Stable micro-emulsion droplets as miniaturized reactors have enabled a wide range of synthetic and bioanalytical applications, and still promise to give rise to many innovations to come. Partitioning plays an essential part in digital bioanalytical assays, which requires uniformity, stability and high throughput. Dividing reaction mix into hundreds or thousands of microcentrifuge tubes/vials was first employed in the early stages of digital PCR which being costly and laborious was soon replaced. Later came nanoliter to femtoliter reaction chambers in polymer or glass made microfluidic devices, [2-4] or water-in-oil (w/o) emulsion droplets. [5, 6] Currently the emulsion based approaches have become the most popular method used in research and medical laboratories. However, the cost of microfluidic chip-based emulsion generating devices, as well as their control instruments, are still relatively high. Not only are the in-house designed microfluidic devices too complex to be adapted by other labs, but also many commercially available instruments require extra skills to process properly.

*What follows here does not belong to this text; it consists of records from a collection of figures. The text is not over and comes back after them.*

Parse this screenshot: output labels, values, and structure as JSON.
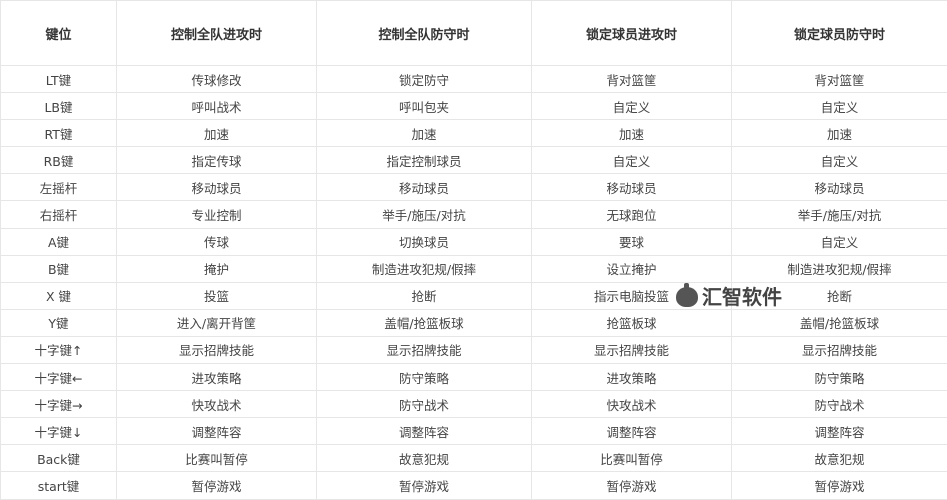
{
  "headers": [
    "键位",
    "控制全队进攻时",
    "控制全队防守时",
    "锁定球员进攻时",
    "锁定球员防守时"
  ],
  "rows": [
    [
      "LT键",
      "传球修改",
      "锁定防守",
      "背对篮筐",
      "背对篮筐"
    ],
    [
      "LB键",
      "呼叫战术",
      "呼叫包夹",
      "自定义",
      "自定义"
    ],
    [
      "RT键",
      "加速",
      "加速",
      "加速",
      "加速"
    ],
    [
      "RB键",
      "指定传球",
      "指定控制球员",
      "自定义",
      "自定义"
    ],
    [
      "左摇杆",
      "移动球员",
      "移动球员",
      "移动球员",
      "移动球员"
    ],
    [
      "右摇杆",
      "专业控制",
      "举手/施压/对抗",
      "无球跑位",
      "举手/施压/对抗"
    ],
    [
      "A键",
      "传球",
      "切换球员",
      "要球",
      "自定义"
    ],
    [
      "B键",
      "掩护",
      "制造进攻犯规/假摔",
      "设立掩护",
      "制造进攻犯规/假摔"
    ],
    [
      "X 键",
      "投篮",
      "抢断",
      "指示电脑投篮",
      "抢断"
    ],
    [
      "Y键",
      "进入/离开背筐",
      "盖帽/抢篮板球",
      "抢篮板球",
      "盖帽/抢篮板球"
    ],
    [
      "十字键↑",
      "显示招牌技能",
      "显示招牌技能",
      "显示招牌技能",
      "显示招牌技能"
    ],
    [
      "十字键←",
      "进攻策略",
      "防守策略",
      "进攻策略",
      "防守策略"
    ],
    [
      "十字键→",
      "快攻战术",
      "防守战术",
      "快攻战术",
      "防守战术"
    ],
    [
      "十字键↓",
      "调整阵容",
      "调整阵容",
      "调整阵容",
      "调整阵容"
    ],
    [
      "Back键",
      "比赛叫暂停",
      "故意犯规",
      "比赛叫暂停",
      "故意犯规"
    ],
    [
      "start键",
      "暂停游戏",
      "暂停游戏",
      "暂停游戏",
      "暂停游戏"
    ]
  ],
  "watermark": {
    "text": "汇智软件",
    "icon": "gamepad-icon"
  }
}
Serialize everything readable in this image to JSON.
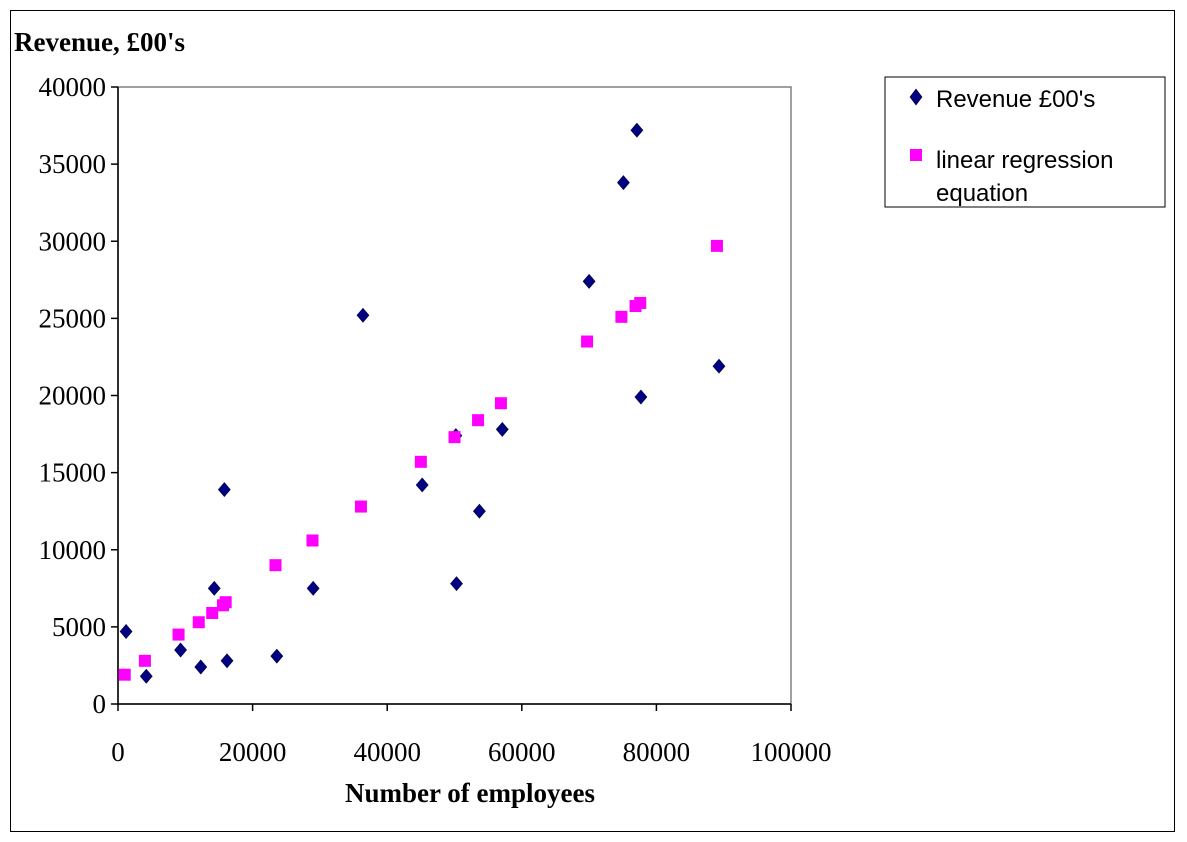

Using bench-top centrifuge, we develop a novel method of producing monodisperse emulsion droplets by micro-channel array (MiCA). Subjected to the centrifuge, aqueous liquid ejects out at the nozzles of the micro-channel into monodispersed droplets, which then are stabilized by the receiving oil underneath. Within few minutes, >3x105 pico-liter droplets can be generated without complicated handling of microfluidics devices and control system. By tuning the spinning speed and changing the MiCA with different channel number or sizes, we are able to generate droplets of various size. We demonstrate digital PCR and LAMP assays through MiCA approach. The digital PCR result is highly concordant with commercial equipment (Bio-Rad QX200). Our newly formulated digital LAMP protocol has also see favorable linearity in dilution quantification experiments.
MiCA-enabled emulsion generation is facile and robust, exhibiting great advantage over conventional lab equipment. With the cost-effective and highly precise micro-channel array (MiCA) the aqueous solution can be dispersed into stable picoliter-droplets and then perform PCR thermal cycling without extra liquid transfer in microcentrifuge tubes, significantly reducing the difficulty and complexity of performing droplet-based biological and chemical assays, and minimizing the loss of rare input materials by eliminating the dead volume. By the virtue of centrifuge this novel emulsion generation method is intrinsically highly parallel given that many samples can be processed simultaneously without contamination.